[crypto] Use constant-time big integer multiplication

Big integer multiplication currently performs immediate carry
propagation from each step of the long multiplication, relying on the
fact that the overall result has a known maximum value to minimise the
number of carries performed without ever needing to explicitly check
against the result buffer size.

This is not a constant-time algorithm, since the number of carries
performed will be a function of the input values.  We could make it
constant-time by always continuing to propagate the carry until
reaching the end of the result buffer, but this would introduce a
large number of redundant zero carries.

Require callers of bigint_multiply() to provide a temporary carry
storage buffer, of the same size as the result buffer.  This allows
the carry-out from the accumulation of each double-element product to
be accumulated in the temporary carry space, and then added in via a
single call to bigint_add() after the multiplication is complete.

Since the structure of big integer multiplication is identical across
all current CPU architectures, provide a single shared implementation
of bigint_multiply().  The architecture-specific operation then
becomes the multiplication of two big integer elements and the
accumulation of the double-element product.

Note that any intermediate carry arising from accumulating the lower
half of the double-element product may be added to the upper half of
the double-element product without risk of overflow, since the result
of multiplying two n-bit integers can never have all n bits set in its
upper half.  This simplifies the carry calculations for architectures
such as RISC-V and LoongArch64 that do not have a carry flag.

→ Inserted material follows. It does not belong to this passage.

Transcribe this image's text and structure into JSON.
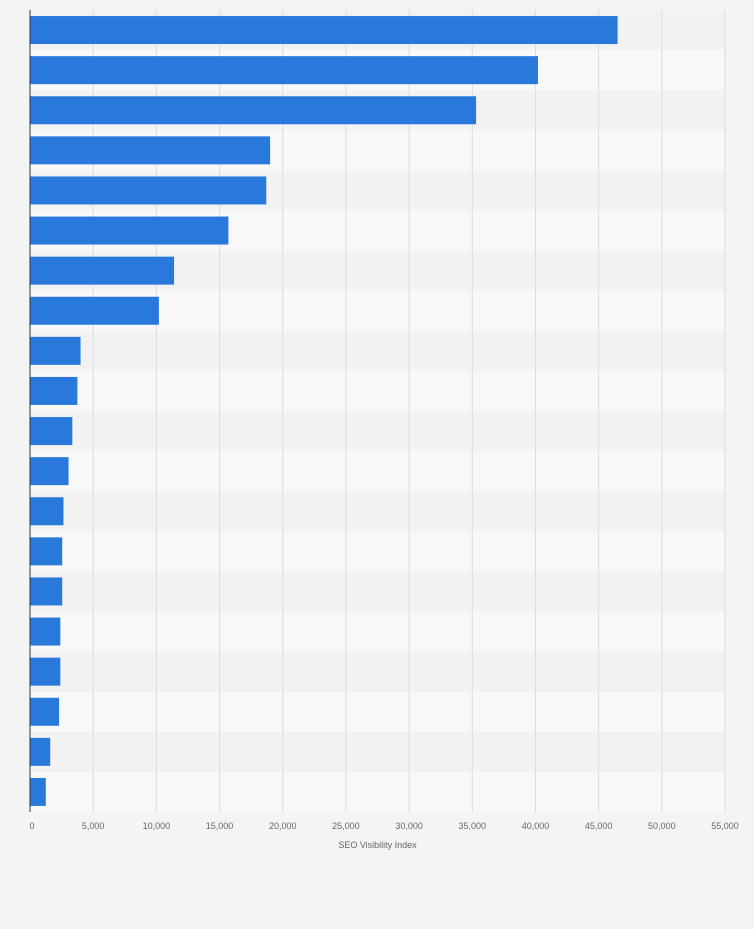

Signed-off-by: Michael Brown <mcb30@ipxe.org>

src/include/ipxe/bigint.h

@@ -208,13 +208,15 @@ FILE_LICENCE ( GPL2_OR_LATER_OR_UBDL );
  * @v multiplicand	Big integer to be multiplied
  * @v multiplier	Big integer to be multiplied
  * @v result		Big integer to hold result
+ * @v carry		Big integer to hold temporary carry space
  */
-#define bigint_multiply( multiplicand, multiplier, result ) do {	\
+#define bigint_multiply( multiplicand, multiplier, result, carry ) do {	\
 	unsigned int multiplicand_size = bigint_size (multiplicand);	\
 	unsigned int multiplier_size = bigint_size (multiplier);	\
 	bigint_multiply_raw ( (multiplicand)->element,			\
 			      multiplicand_size, (multiplier)->element,	\
-			      multiplier_size, (result)->element );	\
+			      multiplier_size, (result)->element,	\
+			      (carry)->element );			\
 	} while ( 0 )
 
 /**
@@ -245,7 +247,10 @@ FILE_LICENCE ( GPL2_OR_LATER_OR_UBDL );
 	unsigned int size = bigint_size (modulus);			\
 	sizeof ( struct {						\
 		bigint_t ( size * 2 ) temp_result;			\
-		bigint_t ( size * 2 ) temp_modulus;			\
+		union {							\
+			bigint_t ( size * 2 ) temp_modulus;		\
+			bigint_t ( size * 2 ) temp_carry;		\
+		};							\
 	} ); } )
 
 /**
@@ -311,11 +316,16 @@ void bigint_shrink_raw ( const bigint_element_t *source0,
 			 unsigned int dest_size );
 void bigint_swap_raw ( bigint_element_t *first0, bigint_element_t *second0,
 		       unsigned int size, int swap );
+void bigint_multiply_one ( const bigint_element_t multiplicand,
+			   const bigint_element_t multiplier,
+			   bigint_element_t *result,
+			   bigint_element_t *carry );
 void bigint_multiply_raw ( const bigint_element_t *multiplicand0,
 			   unsigned int multiplicand_size,
 			   const bigint_element_t *multiplier0,
 			   unsigned int multiplier_size,
-			   bigint_element_t *result0 );
+			   bigint_element_t *result0,
+			   bigint_element_t *carry0 );
 void bigint_mod_multiply_raw ( const bigint_element_t *multiplicand0,
 			       const bigint_element_t *multiplier0,
 			       const bigint_element_t *modulus0,